Books do get about.
I found this provenance mesmerizing..
In 1714 the Bodleian Library, Oxford, received by bequest over 700 manuscripts belonging to Narcissus Marsh, Archbishop of Armagh and fellow of Exeter College.
Among the Marsh manuscripts is the Arabic version of the Conics of the Greek geometer Apollonius of Perga (MS. Marsh 667). Dated 1070, this manuscript was used by the astronomer Edmund Halley for his 1710 edition of Apollonius’s work.
Apollonius scribbling away in Asia minor somewhere between 262 BC – c. 190 BC (though more likely later than earlier and probably not scribbling himself but dictating to a professional scribbler, also termed ‘scribe’.

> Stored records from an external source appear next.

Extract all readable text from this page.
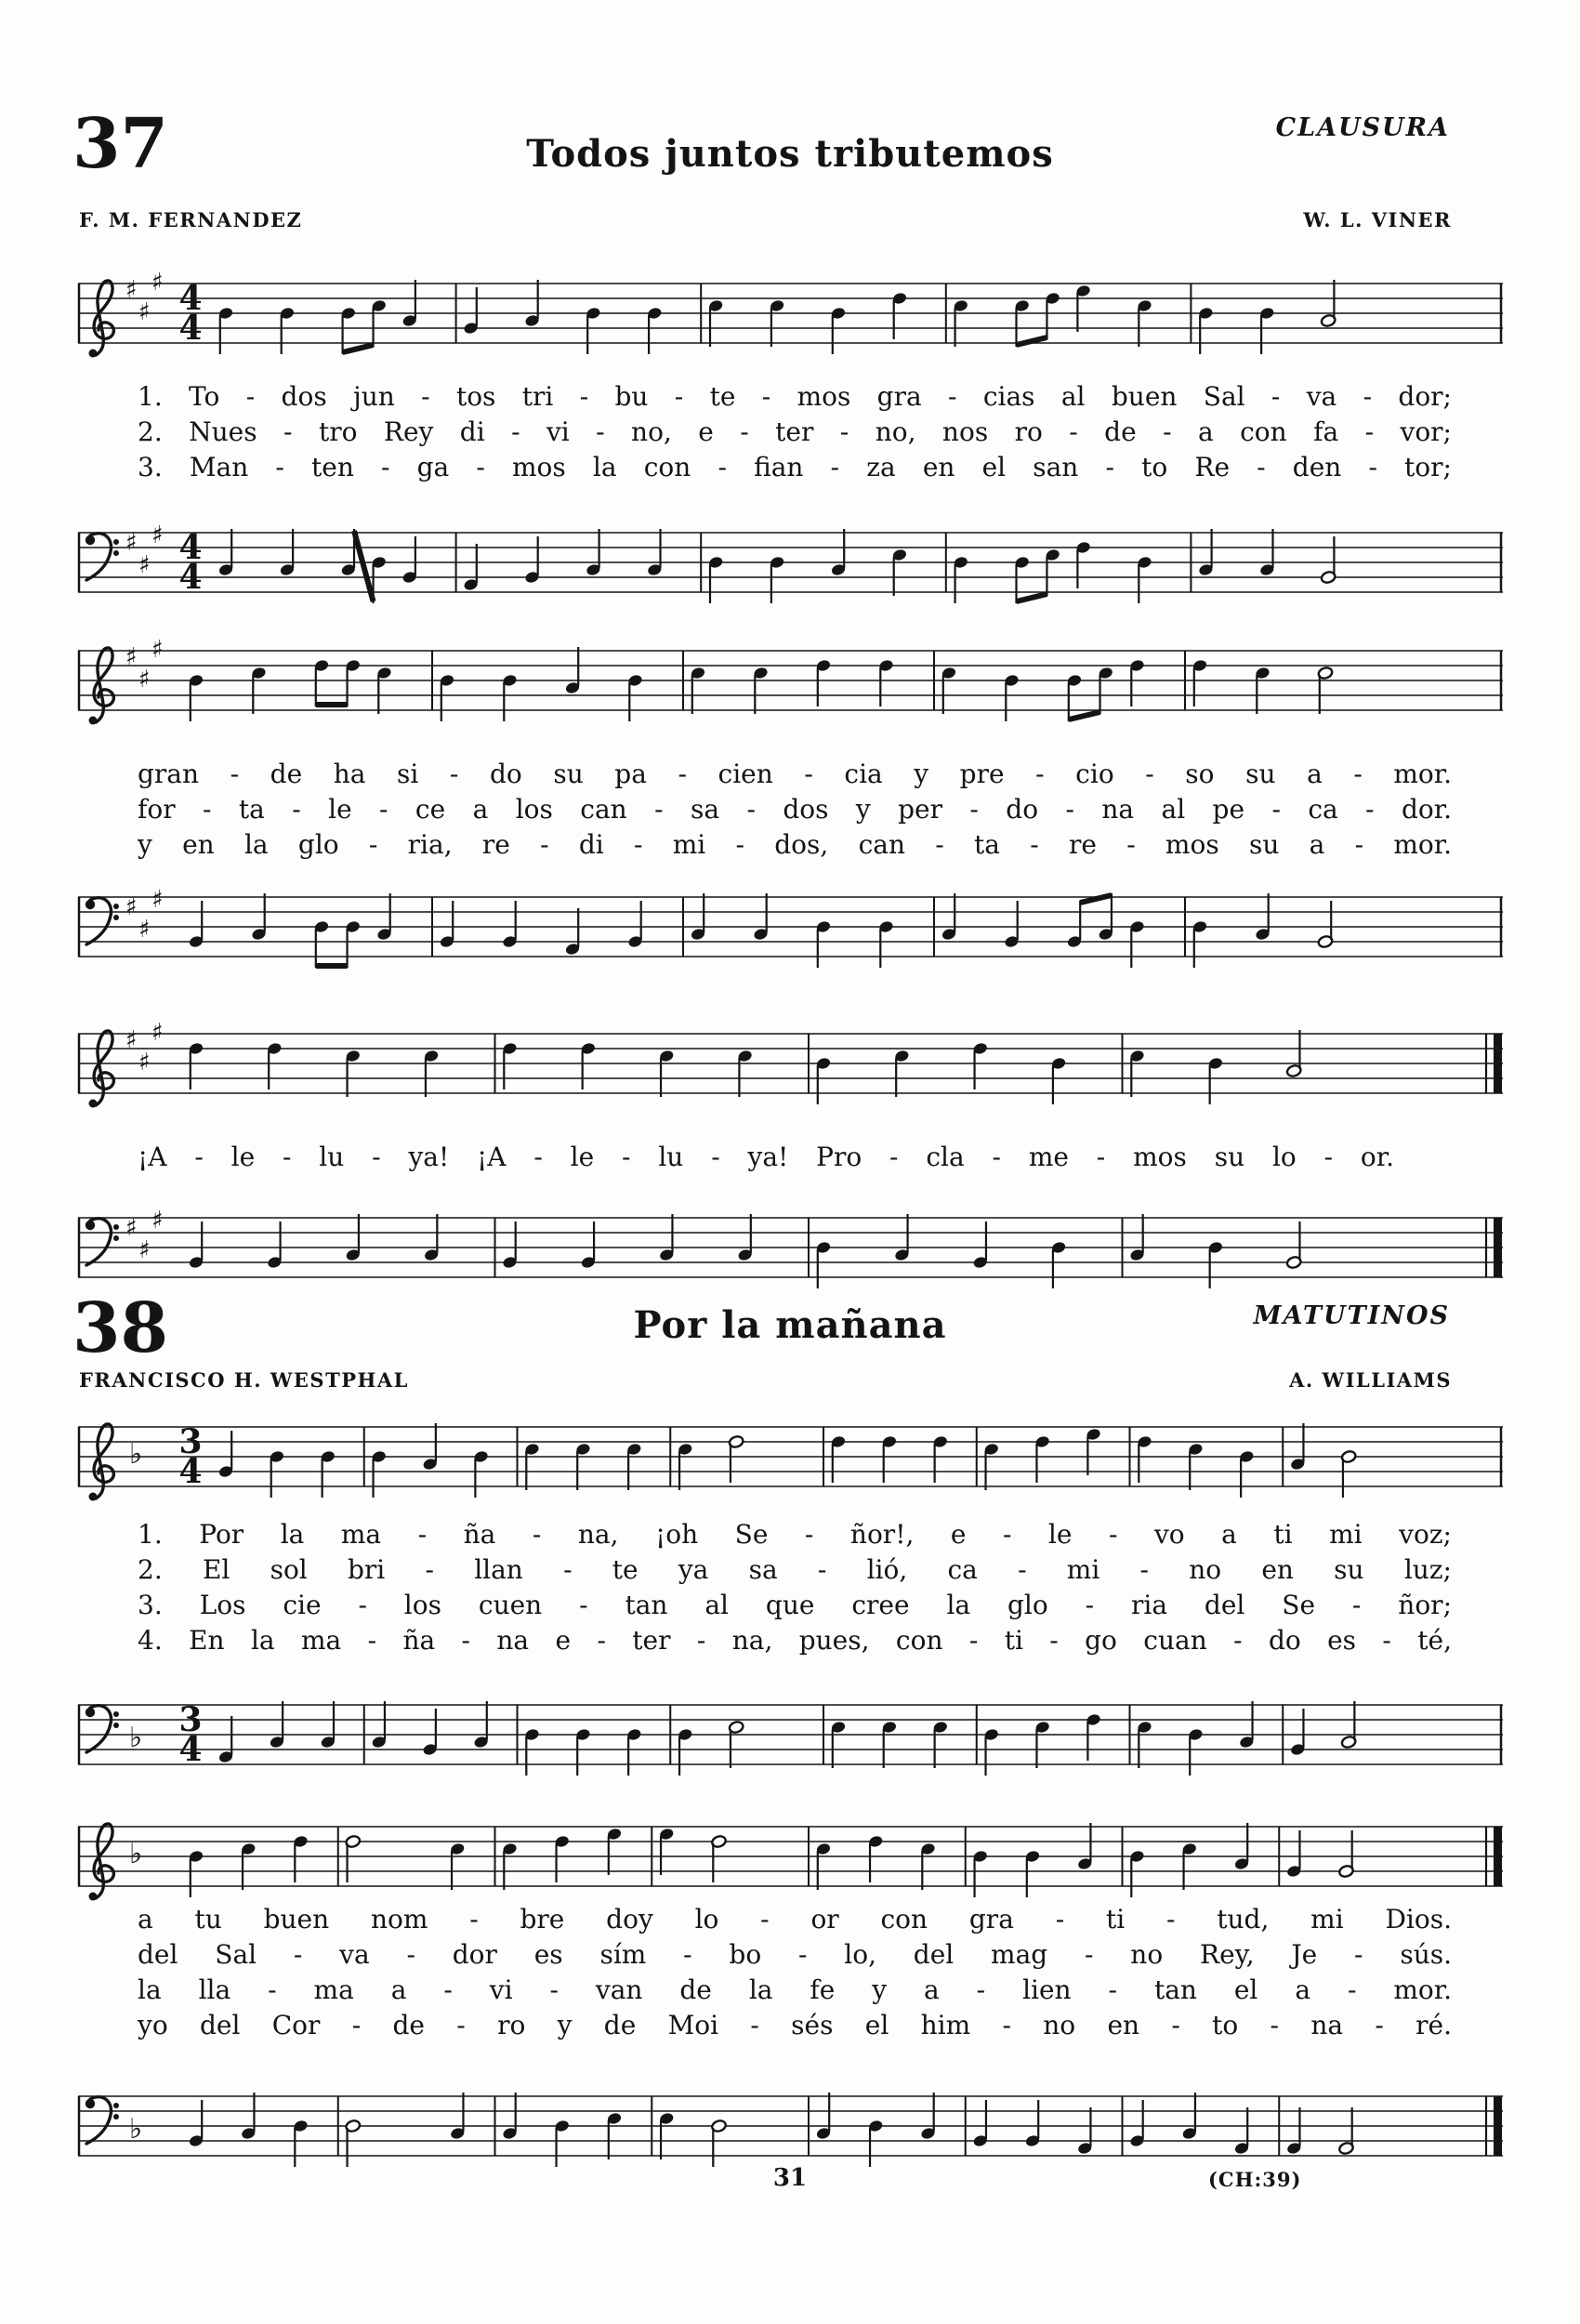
37	Todos juntos tributemos
CLAUSURA
W. L. VINER
F. M. FERNANDEZ
♯
♯
♯ 4
4
1. To - dos jun - tos tri - bu - te - mos gra - cias al buen Sal - va - dor;
2. Nues - tro Rey di - vi - no, e - ter - no, nos ro - de - a con fa - vor;
3. Man - ten - ga - mos la con - fian - za en el san - to Re - den - tor;
♯
♯
♯ 4
4
♯
♯
♯
gran - de ha si - do su pa - cien - cia y pre - cio - so su a - mor.
for - ta - le - ce a los can - sa - dos y per - do - na al pe - ca - dor.
y en la glo - ria, re - di - mi - dos, can - ta - re - mos su a - mor.
♯
♯
♯
♯
♯
♯
¡A - le - lu - ya! ¡A - le - lu - ya! Pro - cla - me - mos su lo - or.
♯
♯
♯
38	Por la mañana	MATUTINOS
A. WILLIAMS
FRANCISCO H. WESTPHAL
♭ 3
4
1. Por la ma - ña - na, ¡oh Se - ñor!, e - le - vo a ti mi voz;
2. El sol bri - llan - te ya sa - lió, ca - mi - no en su luz;
3. Los cie - los cuen - tan al que cree la glo - ria del Se - ñor;
4. En la ma - ña - na e - ter - na, pues, con - ti - go cuan - do es - té,
♭ 3
4
♭
a tu buen nom - bre doy lo - or con gra - ti - tud, mi Dios.
del Sal - va - dor es sím - bo - lo, del mag - no Rey, Je - sús.
la lla - ma a - vi - van de la fe y a - lien - tan el a - mor.
yo del Cor - de - ro y de Moi - sés el him - no en - to - na - ré.
♭
31	(CH:39)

His Greek text preserved, it survives about eight hundred years here or there, until there arise people who like their manuscripts written in Arabic. So a translation is made, perhaps in Baghdad around the ninth century or so.
And then the thing is copied again in about 1070 AD.
Still as a text in Arabic.
More long, long centuries pass – about seven hundred – and then a western astronomer finds that dear old Apollonius knew a thing or two that was still newsworthy.
One imagines Halley picking up the really quite ancient tome and blurting something like ‘Oh wow, lookathat…’.
(PS. my spell check recommends ‘Boodle’ for ‘Bodleian’ in the first paragraph. Should I take SC’s advice or not – what would readers recommend?)